4A in this light would really be a bit low for these days, especially because the heat sinking capabilities of this light seem superb.

Does anyone know a cheap source for the keeppower imr4200?

Looks alright to me! Did give it a quick rub with a finer grade and clean up the edge a bit.

Hhmm - yes, doesn't look bad, litle hard to tell form the pic. I'll have to give that a go.

Werner - sorry, no clue bout where to get the KP IMR 4200. I'm using the KK 26700's - got 8 of them.

My first Y3 I modded, used a DD driver (not sure if Nanjg w/FET or BLF17DD), and it was awesome - 1,700 OTF and bout 135 kcd, with a UCLp and XM-L2 U2 1A, and think I was only getting bout 5.6A.

I may not go that route, but it definitely looks like a good and attractive solution! Thanks for posting the pic.

Well… dangit. Got one of mine all put together with a shimmed up MT-G2 on a maxtoch mcpcb and with one R100 added. It looks good, but I’m underwhelmed. I feel like it ought to be brighter if it’s going to be this big. I suppose it’s time to piggyback a dd driver.

Also, the throw with an MT-G2 isn’t exactly fantastic.
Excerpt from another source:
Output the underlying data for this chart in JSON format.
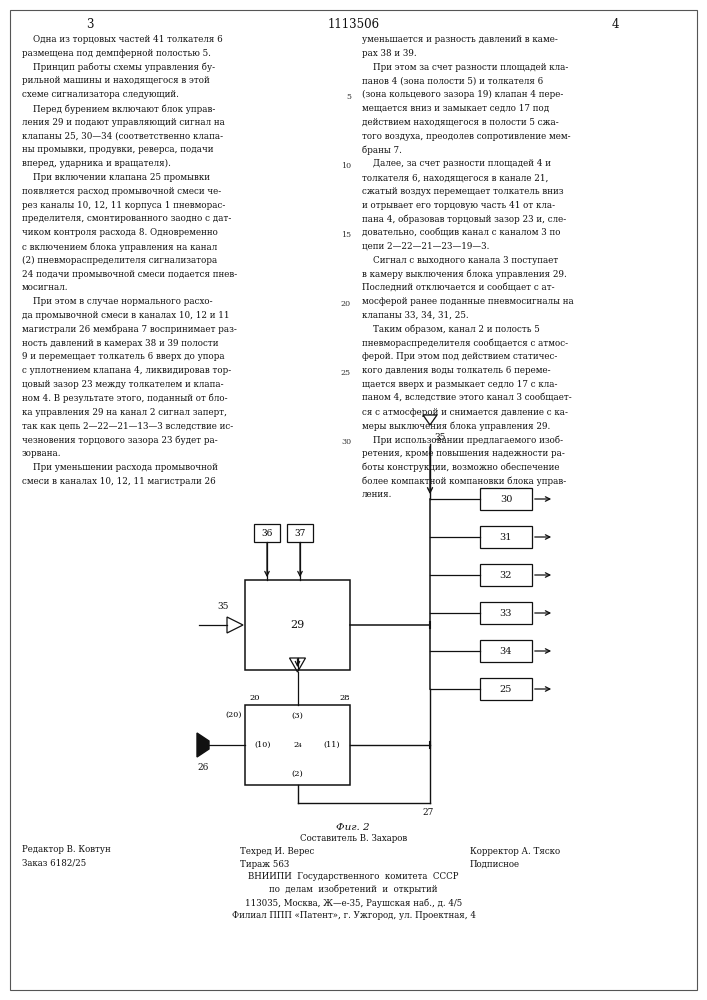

It’d better than an MT-G2 in a C8, but I’ve got a dedomed XM-L2 in a XinTD C8 (Mtn edition) with a stippled reflector driven by a BLF17DD that very significantly outthrows the MT-G2 in my resistor-modded Y3. I reckon I sortof expected that given the MUCH smaller emitter, but I didn’t expect the difference to be so very drastic. The Y3 is definitely a solid flooder with an MT-G2 in there. Small consolation: the MT-G2 fits in the stock reflector absolutely perfectly, and when shimmed-up (for me, the stock mcpcb measured about 2.0mm, whereas my maxtoch was about 1.5mm, and I added a flat piece of copper for a total of about 2.5mm in thickness), it looks pretty well focused. Just about back to square one on the driver, though. Also, apparently I’ve destroyed the driver in Y3 #2… lost a pad when adding an R100 (well, technically… I was removing the R150 and adding two R100s to see what would happen). Oh well. Maybe I’ll use the working driver with an XM-L2 (dedomed) and the dead one will get scrubbed and piggybacked.

The pair of sense resistors is in parallel. Losing a single pad shouldn’t put you entirely out of commission. Eh?

Yeah that’s what I figured, so I added two R100s on top of the R180. Worked long enough to briefly measure the current (around 6A, but that was before I modded my DMM, so who knows…), and now it won’t turn on anymore. Doesn’t have the fried driver smell, so I’m assuming something small got too much juice. And based on what I’ve done to it, I’m assuming that something small is one of the resistors I messed with that’s fried. Ah well. Gotta piggyback one of these anyway since I don’t like the results of one R100 out to an MT-G2, so I reckon I might as well strip the driver I fried.